Genetic Immunity plans to create a large scale manufacturing facility for the new nanomedicine products in Hungary ensuring high-tech well-paid manufacturing jobs. These jobs are based on a patented technology and the nanomedicine manufacturing require high quality therefore it cannot be easily transferred to other countries.
Public institutions (universities and hospitals) will benefit from out-licensing opportunities of the technology, teaching activities of PhD and MD students, mobility of researchers and from the changing the environment for entrepreneurship.
Genetic Immunity has the potential to become worldwide leader in the field of nanomedicine therapy and its success depends on the capabilities what pipeline products the cluster develops. Future capabilities require significant investments (e.g. grants, venture capital, government investment), a shift in focus (e.g. on the market and not publication) and learning new processes (technology, regulatory, clinical, business).
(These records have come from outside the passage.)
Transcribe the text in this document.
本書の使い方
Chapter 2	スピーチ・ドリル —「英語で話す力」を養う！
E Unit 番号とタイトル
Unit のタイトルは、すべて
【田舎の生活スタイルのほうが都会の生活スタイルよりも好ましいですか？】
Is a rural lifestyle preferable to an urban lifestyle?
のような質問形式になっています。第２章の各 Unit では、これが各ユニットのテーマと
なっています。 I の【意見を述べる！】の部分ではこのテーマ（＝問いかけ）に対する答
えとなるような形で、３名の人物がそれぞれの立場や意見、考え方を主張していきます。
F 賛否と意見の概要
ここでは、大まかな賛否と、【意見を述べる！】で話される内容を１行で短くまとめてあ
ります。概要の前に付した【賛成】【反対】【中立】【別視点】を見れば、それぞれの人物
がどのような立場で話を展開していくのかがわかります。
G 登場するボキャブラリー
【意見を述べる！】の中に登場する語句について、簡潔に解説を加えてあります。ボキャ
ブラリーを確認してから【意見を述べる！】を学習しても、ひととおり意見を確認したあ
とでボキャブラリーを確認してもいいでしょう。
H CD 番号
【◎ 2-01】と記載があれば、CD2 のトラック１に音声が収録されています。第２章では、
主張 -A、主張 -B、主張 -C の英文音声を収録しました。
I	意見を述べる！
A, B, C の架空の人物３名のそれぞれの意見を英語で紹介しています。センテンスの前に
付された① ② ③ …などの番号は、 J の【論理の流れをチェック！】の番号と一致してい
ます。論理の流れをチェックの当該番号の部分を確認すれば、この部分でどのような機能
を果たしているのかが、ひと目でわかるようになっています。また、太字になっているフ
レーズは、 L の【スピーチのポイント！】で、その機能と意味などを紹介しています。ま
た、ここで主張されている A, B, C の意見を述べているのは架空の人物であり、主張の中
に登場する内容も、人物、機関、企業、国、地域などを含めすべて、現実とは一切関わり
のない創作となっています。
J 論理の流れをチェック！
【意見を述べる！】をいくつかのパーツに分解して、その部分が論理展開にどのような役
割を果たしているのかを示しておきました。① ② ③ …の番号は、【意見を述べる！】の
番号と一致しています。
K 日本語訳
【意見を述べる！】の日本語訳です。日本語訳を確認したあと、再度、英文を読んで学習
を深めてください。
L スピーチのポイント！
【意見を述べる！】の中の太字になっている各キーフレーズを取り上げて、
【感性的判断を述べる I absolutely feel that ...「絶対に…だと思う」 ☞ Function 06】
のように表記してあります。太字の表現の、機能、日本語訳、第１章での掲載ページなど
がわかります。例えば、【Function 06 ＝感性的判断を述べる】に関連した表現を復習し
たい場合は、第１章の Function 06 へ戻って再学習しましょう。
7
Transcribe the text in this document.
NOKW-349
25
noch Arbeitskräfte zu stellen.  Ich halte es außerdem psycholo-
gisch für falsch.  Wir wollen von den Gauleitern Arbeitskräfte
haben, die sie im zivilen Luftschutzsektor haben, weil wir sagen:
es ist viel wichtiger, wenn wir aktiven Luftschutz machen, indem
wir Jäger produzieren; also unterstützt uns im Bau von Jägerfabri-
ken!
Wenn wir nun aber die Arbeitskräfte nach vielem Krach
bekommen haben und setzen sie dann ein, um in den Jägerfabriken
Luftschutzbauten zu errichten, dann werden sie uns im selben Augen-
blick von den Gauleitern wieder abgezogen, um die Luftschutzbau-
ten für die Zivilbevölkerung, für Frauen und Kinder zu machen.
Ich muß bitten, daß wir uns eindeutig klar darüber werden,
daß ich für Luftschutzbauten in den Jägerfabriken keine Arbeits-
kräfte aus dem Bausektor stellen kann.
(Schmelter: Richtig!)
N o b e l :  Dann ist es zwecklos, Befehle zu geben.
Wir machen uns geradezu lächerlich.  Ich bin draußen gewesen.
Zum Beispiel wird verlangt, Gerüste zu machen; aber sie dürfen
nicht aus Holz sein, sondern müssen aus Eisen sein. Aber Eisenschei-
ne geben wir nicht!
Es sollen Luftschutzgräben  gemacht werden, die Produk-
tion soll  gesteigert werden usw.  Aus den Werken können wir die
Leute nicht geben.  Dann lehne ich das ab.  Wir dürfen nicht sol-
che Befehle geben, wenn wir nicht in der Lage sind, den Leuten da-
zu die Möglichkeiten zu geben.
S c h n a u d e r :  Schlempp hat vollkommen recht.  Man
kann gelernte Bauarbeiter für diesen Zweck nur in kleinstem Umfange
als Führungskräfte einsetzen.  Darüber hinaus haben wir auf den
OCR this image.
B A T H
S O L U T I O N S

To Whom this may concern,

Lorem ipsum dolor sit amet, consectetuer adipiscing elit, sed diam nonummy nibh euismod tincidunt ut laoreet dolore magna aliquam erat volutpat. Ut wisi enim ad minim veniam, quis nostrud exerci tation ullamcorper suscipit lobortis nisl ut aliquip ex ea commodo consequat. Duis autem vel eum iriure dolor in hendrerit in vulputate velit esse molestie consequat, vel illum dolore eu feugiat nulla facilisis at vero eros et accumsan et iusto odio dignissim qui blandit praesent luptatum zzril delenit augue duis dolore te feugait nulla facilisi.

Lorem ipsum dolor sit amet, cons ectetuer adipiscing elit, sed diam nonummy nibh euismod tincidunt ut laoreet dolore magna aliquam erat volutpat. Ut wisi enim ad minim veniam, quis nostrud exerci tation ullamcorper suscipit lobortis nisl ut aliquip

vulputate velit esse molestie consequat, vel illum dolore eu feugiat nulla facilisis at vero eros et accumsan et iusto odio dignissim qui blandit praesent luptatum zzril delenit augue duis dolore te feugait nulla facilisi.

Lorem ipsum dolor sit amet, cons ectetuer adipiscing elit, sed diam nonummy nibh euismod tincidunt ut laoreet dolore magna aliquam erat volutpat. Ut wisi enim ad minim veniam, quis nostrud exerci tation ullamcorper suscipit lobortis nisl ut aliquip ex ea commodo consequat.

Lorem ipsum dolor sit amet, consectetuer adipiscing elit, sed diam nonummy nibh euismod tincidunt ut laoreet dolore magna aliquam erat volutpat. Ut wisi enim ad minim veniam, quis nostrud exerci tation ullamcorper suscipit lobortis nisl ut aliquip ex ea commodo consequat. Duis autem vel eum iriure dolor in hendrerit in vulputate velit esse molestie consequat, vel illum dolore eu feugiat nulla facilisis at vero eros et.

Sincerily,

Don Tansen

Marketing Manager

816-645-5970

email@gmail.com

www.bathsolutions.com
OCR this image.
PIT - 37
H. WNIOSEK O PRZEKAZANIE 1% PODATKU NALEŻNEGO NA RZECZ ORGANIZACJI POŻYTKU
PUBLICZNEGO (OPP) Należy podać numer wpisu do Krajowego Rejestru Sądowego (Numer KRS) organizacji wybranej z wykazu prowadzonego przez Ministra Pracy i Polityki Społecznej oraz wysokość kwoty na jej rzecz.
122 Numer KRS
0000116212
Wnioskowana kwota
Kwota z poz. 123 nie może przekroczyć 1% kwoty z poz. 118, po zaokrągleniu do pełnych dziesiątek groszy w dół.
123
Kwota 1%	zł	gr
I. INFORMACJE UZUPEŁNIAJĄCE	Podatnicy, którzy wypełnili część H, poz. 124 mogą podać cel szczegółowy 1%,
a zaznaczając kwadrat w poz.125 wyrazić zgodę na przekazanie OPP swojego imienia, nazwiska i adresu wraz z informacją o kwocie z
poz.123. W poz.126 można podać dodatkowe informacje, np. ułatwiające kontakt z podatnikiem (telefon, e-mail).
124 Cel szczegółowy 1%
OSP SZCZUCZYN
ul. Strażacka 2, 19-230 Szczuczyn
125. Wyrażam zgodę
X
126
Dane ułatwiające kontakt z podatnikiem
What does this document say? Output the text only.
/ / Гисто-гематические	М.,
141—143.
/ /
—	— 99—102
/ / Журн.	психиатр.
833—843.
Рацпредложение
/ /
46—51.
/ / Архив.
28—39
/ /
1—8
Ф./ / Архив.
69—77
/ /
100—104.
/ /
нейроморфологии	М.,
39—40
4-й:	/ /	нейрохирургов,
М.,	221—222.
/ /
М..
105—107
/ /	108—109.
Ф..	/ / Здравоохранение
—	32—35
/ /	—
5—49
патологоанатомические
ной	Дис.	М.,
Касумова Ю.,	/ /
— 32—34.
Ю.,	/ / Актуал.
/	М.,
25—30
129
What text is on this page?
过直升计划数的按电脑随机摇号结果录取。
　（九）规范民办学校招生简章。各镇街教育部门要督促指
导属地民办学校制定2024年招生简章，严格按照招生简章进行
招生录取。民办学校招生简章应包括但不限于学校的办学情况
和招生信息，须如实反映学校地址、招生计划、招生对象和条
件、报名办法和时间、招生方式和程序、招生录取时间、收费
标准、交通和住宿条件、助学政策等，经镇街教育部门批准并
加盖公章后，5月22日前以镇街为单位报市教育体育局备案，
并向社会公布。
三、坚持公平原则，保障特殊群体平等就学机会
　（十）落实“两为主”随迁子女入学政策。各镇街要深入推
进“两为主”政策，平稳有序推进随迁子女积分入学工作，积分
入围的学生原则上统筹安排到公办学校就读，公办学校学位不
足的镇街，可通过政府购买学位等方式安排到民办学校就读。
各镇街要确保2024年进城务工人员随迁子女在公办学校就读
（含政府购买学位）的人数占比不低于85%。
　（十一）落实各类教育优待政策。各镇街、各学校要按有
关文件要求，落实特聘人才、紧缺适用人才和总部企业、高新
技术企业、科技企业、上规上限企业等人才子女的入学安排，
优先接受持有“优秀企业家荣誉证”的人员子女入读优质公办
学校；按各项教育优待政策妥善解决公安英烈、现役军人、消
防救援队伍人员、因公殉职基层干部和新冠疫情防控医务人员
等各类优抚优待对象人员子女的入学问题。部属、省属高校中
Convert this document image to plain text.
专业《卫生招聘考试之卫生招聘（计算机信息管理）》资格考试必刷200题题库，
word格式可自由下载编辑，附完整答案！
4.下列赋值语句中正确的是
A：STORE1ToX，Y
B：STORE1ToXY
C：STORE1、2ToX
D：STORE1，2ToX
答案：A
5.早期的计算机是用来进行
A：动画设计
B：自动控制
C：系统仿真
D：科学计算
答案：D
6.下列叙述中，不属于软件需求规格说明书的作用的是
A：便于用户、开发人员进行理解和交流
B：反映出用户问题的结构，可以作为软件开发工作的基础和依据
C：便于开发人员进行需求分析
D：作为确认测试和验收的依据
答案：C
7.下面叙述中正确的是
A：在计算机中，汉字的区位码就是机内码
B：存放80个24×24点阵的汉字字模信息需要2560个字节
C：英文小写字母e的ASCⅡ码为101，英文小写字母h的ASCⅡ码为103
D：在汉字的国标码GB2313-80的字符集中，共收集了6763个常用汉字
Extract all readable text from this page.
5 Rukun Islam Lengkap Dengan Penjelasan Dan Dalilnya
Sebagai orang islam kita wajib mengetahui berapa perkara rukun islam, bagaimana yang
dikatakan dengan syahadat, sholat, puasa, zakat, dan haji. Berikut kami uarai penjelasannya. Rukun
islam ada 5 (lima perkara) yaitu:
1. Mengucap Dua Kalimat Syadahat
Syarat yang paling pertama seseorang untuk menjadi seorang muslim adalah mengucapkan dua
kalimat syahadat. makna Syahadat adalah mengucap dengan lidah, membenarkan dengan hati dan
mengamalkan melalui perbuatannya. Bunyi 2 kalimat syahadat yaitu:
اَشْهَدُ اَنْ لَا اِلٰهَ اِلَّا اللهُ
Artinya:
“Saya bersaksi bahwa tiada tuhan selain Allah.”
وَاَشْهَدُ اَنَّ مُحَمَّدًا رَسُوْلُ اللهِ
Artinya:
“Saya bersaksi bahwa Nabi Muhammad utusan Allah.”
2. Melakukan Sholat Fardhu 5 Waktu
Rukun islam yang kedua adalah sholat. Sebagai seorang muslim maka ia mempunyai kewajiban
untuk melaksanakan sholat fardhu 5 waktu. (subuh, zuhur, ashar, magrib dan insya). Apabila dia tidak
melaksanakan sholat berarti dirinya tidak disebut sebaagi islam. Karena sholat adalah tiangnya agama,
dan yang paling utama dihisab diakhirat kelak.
Nanomedicines for targeted immune amplification are expected to successfully compete with drugs for the treatment of chronic diseases. Such nanomedicines do not have toxicity limitations because their activity is based on immune responses that already fight against the chronic diseases but ineffectively. Unlike some pharmaceutical treatments, the administration schedule is not a daily task, instead administration is intermittent (e.g. for DermaVir Patch max. 6 times per year ; the patch is on the skin only for 3 hours). Quality of life therefore will improve.